The power of Congress over interstate commerce is plenary and complete in itself, may be exercised to its utmost extent, and acknowledges no limitations other than are prescribed in the Constitution. It follows that no form of state activity can constitutionally thwart the regulatory power granted by the commerce clause to Congress. Hence the reach of that power extends to those intrastate activities which in a substantial way interfere with or obstruct the exercise of the granted power.
Pending a referendum vote of farmers upon wheat quotas proclaimed by the Secretary of Agriculture under the Agricultural Adjustment Act of 1938, the Secretary made a radio address in which he advocated approval of the quotas and called attention to the recent enactment by Congress of the amendatory act, later approved May 26, 1941.

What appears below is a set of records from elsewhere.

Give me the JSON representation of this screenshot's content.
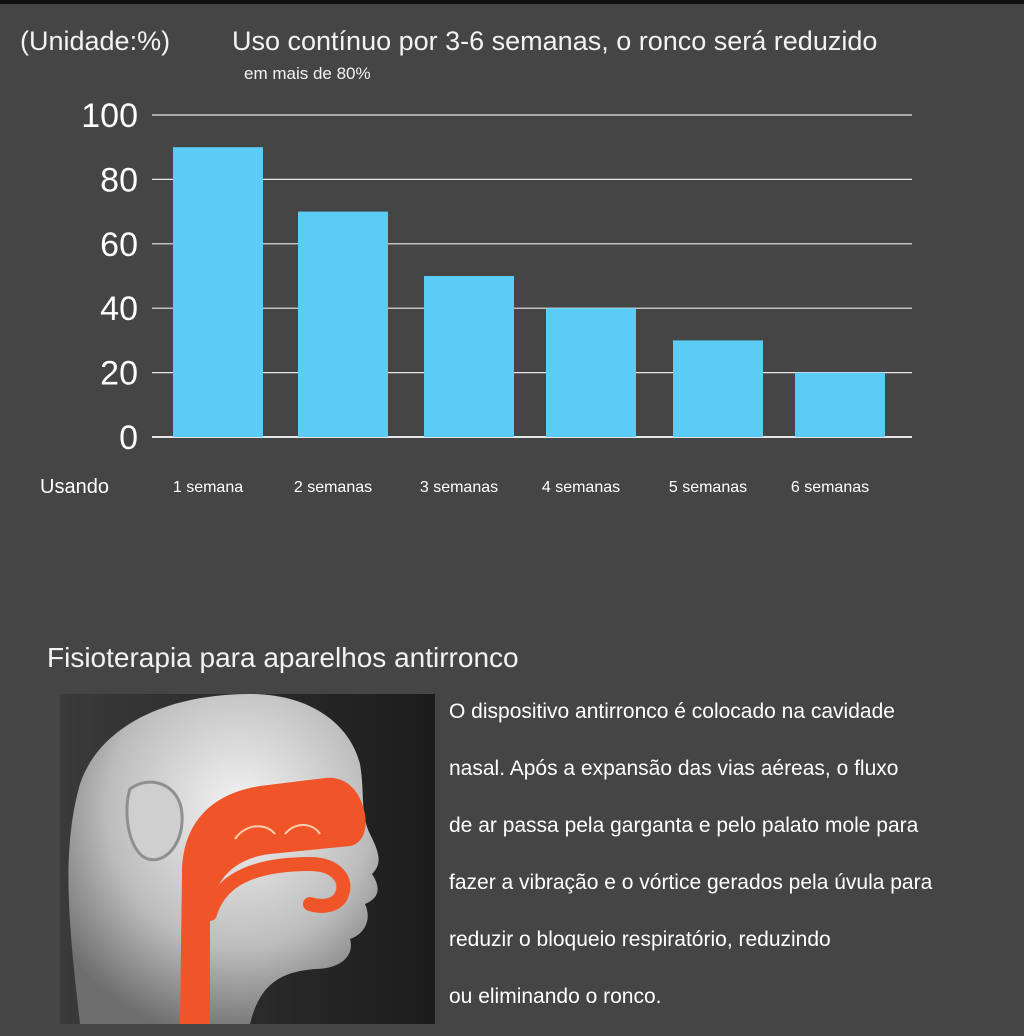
{
  "header": {
    "unit": "(Unidade:%)",
    "title": "Uso contínuo por 3-6 semanas, o ronco será reduzido",
    "subtitle": "em mais de 80%"
  },
  "chart_data": {
    "type": "bar",
    "categories": [
      "1 semana",
      "2 semanas",
      "3 semanas",
      "4 semanas",
      "5 semanas",
      "6 semanas"
    ],
    "values": [
      90,
      70,
      50,
      40,
      30,
      20
    ],
    "yticks": [
      0,
      20,
      40,
      60,
      80,
      100
    ],
    "ylim": [
      0,
      100
    ],
    "xlabel": "Usando",
    "grid": true,
    "bar_color": "#5bccf6"
  },
  "section": {
    "title": "Fisioterapia para aparelhos antirronco",
    "description_lines": [
      "O dispositivo antirronco é colocado na cavidade",
      "nasal. Após a expansão das vias aéreas, o fluxo",
      "de ar passa pela garganta e pelo palato mole para",
      "fazer a vibração e o vórtice gerados pela úvula para",
      "reduzir o bloqueio respiratório, reduzindo",
      "ou eliminando o ronco."
    ]
  },
  "colors": {
    "background": "#454545",
    "bar": "#5bccf6",
    "airway": "#f0552a"
  }
}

Appellee farmer filed a complaint against appellants to enjoin enforcement against himself of the marketing penalty imposed by amendment to the Agricultural Adjustment Act of 1938 (Act) for violating the quotas set forth in the law. The Appellee farmer only used the produced wheat for personal use and local consumption.
Can Congress regulate intrastate activity under its commerce clause?
It is well established by decisions of this Court that the power to regulate commerce includes the power to regulate the prices at which commodities in that commerce are dealt in and practices affecting such prices. One of the primary purposes of the Act in question was to increase the market price of wheat, and to that end to limit the volume thereof that could affect the market. It can hardly be denied that a factor of such volume and variability as home-consumed wheat would have a substantial influence on price and market conditions. This may arise because being in marketable condition such wheat overhangs the market and, if induced by rising prices, tends to flow into the market and check price increases. But if we assume that it is never marketed, it supplies a need of the man who grew it which would otherwise be reflected by purchases in the open market. Home-grown wheat in this sense competes with wheat in commerce. The stimulation of commerce is a use of the regulatory function quite as definitely as prohibitions or restrictions thereon. This record leaves us in no doubt that Congress may properly have considered that wheat consumed on the farm where grown, if wholly outside the scheme of regulation, would have a substantial effect in defeating and obstructing its purpose to stimulate trade therein at increased prices.